The Tods were far ahead of their time in recognizing and advancing the careers of talented women, and their connections to trailblazing women were not limited to the Innis Arden Cottage. At the time they were developing Innis Arden it would have been typical to hire one of the top male landscape architects of the era, such as Charles A. Platt, Frederick Law Olmstead or Calvert Vaux, to lay out the landscaping and gardens for such a significant estate. Instead the Tods hired Marian Cruger Coffin, who at the time was a young woman in her 30s in the early years of her career. Coffin designed the walled “‘seaside garden” that is located above the Chimes Building and that is now maintained by the Knollwood Garden Club. Today Coffin is lauded as a “groundbreaker” and considered among the first great female landscape architects in America – in 2014 she was featured in the New York Botanical Garden exhibition, “Groundbreakers: Great American Gardens and the Women Who Designed Them”. Coffin’s work is considered brilliant, and among her most famous commissions were the gardens at Winterthur, the Henry du Pont estate in Wilmington, Delaware. Coffin served for 34 years as the University of Delaware’s chief landscape architect.

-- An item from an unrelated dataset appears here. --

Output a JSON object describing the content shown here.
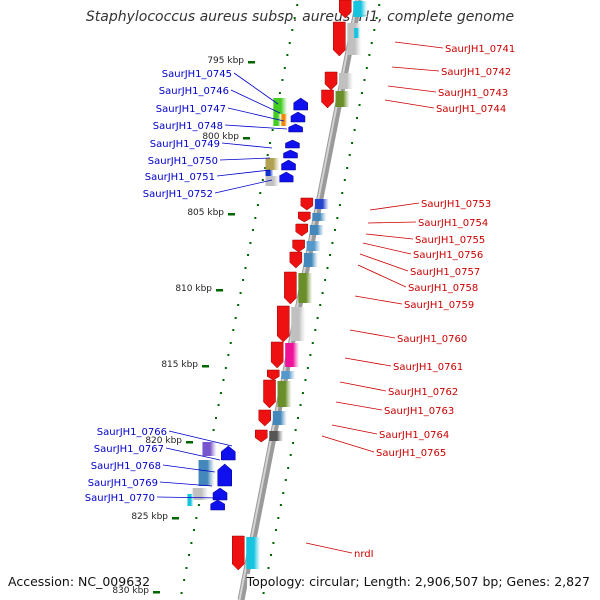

It is striking to reflect on the extraordinary connections to Greenwich Point that were shared by dynamic women who were pioneers in their fields. And it’s also worth noting that in recent times many accomplished women have made their mark on Greenwich Point. For example, when the town purchased Greenwich Point in the 1940s, Old Greenwich resident and conservationist Helen Binney Kitchel spearheaded the first citizens’ stewardship organization, which was called the Greenwich Point Committee. In 1959 the “Anniversary Holly Grove” at Greenwich Point was dedicated to Helen and her husband, Alan, on their 50th wedding anniversary. More recently, when the Innis Arden Cottage was being restored and repurposed as an environmental education center, State Representative Livvy Floren was a critical supporter of that effort, and the center at the Cottage is now known as the “Floren Family Environmental Center at Innis Arden Cottage”, in honor of Livvy and her family. Similarly, when the Greenwich Point Conservancy completed the restoration and repurposing of the Old Barn, it was dedicated as the “Sue H. Baker Pavilion at the Old Barn”, in recognition of Susie’s prominent role in Greenwich as an environmentalist, conservationist, preservationist and teacher (also many of us think of Susie as the “Mayor of Greenwich Point”!)

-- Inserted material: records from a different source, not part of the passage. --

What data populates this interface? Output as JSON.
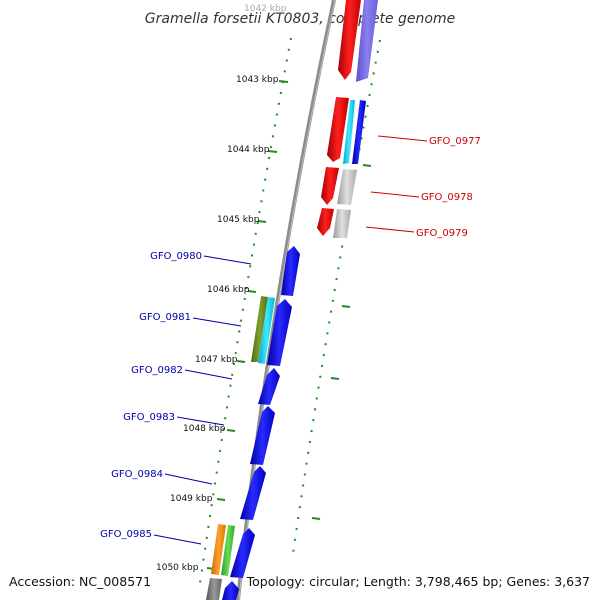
{
  "title": "Gramella forsetii KT0803, complete genome",
  "accession": "Accession: NC_008571",
  "topology": "Topology: circular; Length: 3,798,465 bp; Genes: 3,637",
  "colors": {
    "backbone": "#8c8c8c",
    "scale": "#228b22",
    "forward_gene": "#ff0000",
    "reverse_gene": "#0000ff",
    "right_label": "#cc0000",
    "left_label": "#0000aa"
  },
  "ticks": [
    "1042 kbp",
    "1043 kbp",
    "1044 kbp",
    "1045 kbp",
    "1046 kbp",
    "1047 kbp",
    "1048 kbp",
    "1049 kbp",
    "1050 kbp"
  ],
  "right_labels": [
    "GFO_0977",
    "GFO_0978",
    "GFO_0979"
  ],
  "left_labels": [
    "GFO_0980",
    "GFO_0981",
    "GFO_0982",
    "GFO_0983",
    "GFO_0984",
    "GFO_0985"
  ]
}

Elizabeth Winthrop Feake, Anya Seaton, KC Budd, Bertha Potter Boeing, Anna Maxwell, Marion Cruger Coffin, Helen Binney Kitchel, Livvy Floren, Susie Baker, Davidde Strackbein, Anne Young – these are just some of the many dynamic women who have been instrumental in creating, understanding, shaping, preserving and protecting Greenwich Point. It is fitting that we recognize and celebrate the work of all of these trailblazing women – past and present – during Women’s History Month.